Jamaica drops two places to eighth in 2019 press freedom ranking
Jamaica has dropped two places from sixth in 2018 to eighth this year in the annual global press freedom index.
The 2019 index, released this morning, showed that although Jamaica has dropped two places, it has the best ranking of the Caribbean countries assessed.
This year, 180 countries are ranked for their degrees of press freedom.
Norway was ranked first and Turkmenistan 180th.
According to the global press freedom watchdog, Reporters Without Borders (RSF), although Jamaica ranks among the countries that most respect freedom of information, in May, it had to raise concerns with the Parliament regarding the drafted Data Protection Act.
RSF says, if passed, the law could have a chilling effect on journalists.
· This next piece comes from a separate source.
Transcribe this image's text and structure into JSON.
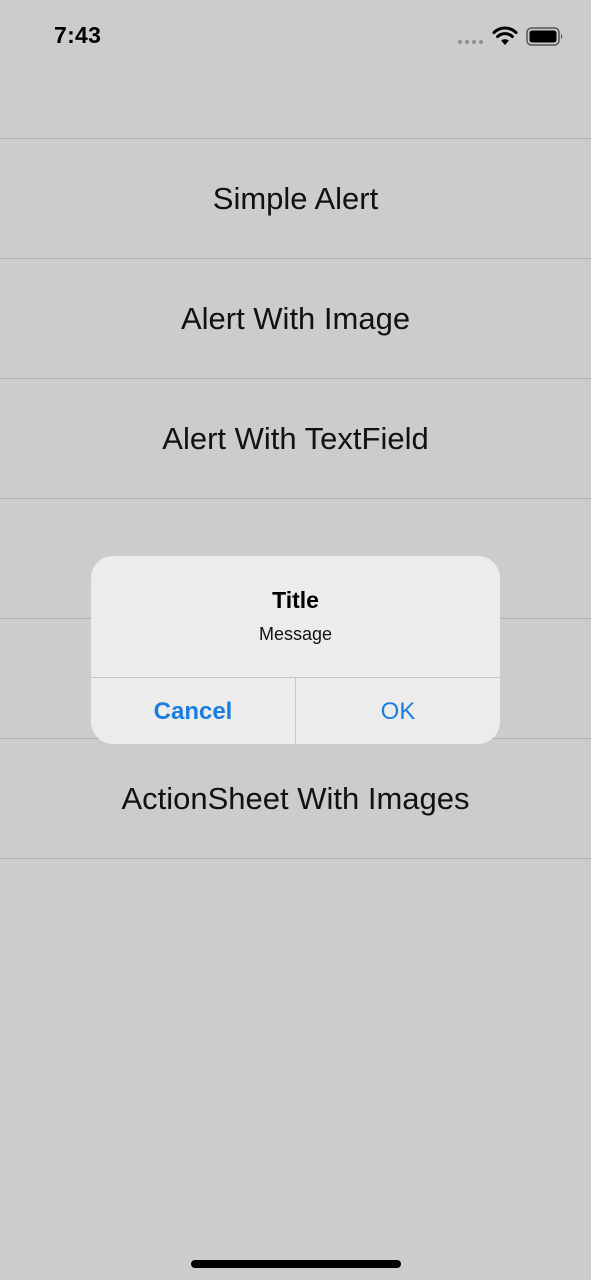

The report also highlighted as a step in the right direction, the 2013 law to decriminalise defamation.
Meanwhile, the United States has dropped three places to 48th.
RSF says the US is "marred" by the effects of President Donald Trump’s second year in office.
The drop has placed the US in the orange zone, meaning there is a noticeably problematic press freedom environment.
Canada remains ranked at 18th for a second year.
RSF says this can be attributed less to any perceived improvements in the nation’s situation and more so to the worldwide deterioration of press freedom elsewhere.
However, overall RSF says the 2019 World Press Freedom Index shows how the hatred of journalists has degenerated into violence, contributing to an increase in fear.
"The number of countries regarded as safe, where journalists can work in complete security, continues to decline, while authoritarian regimes continue to tighten their grip on the media," said an RSF spokesperson in a media release.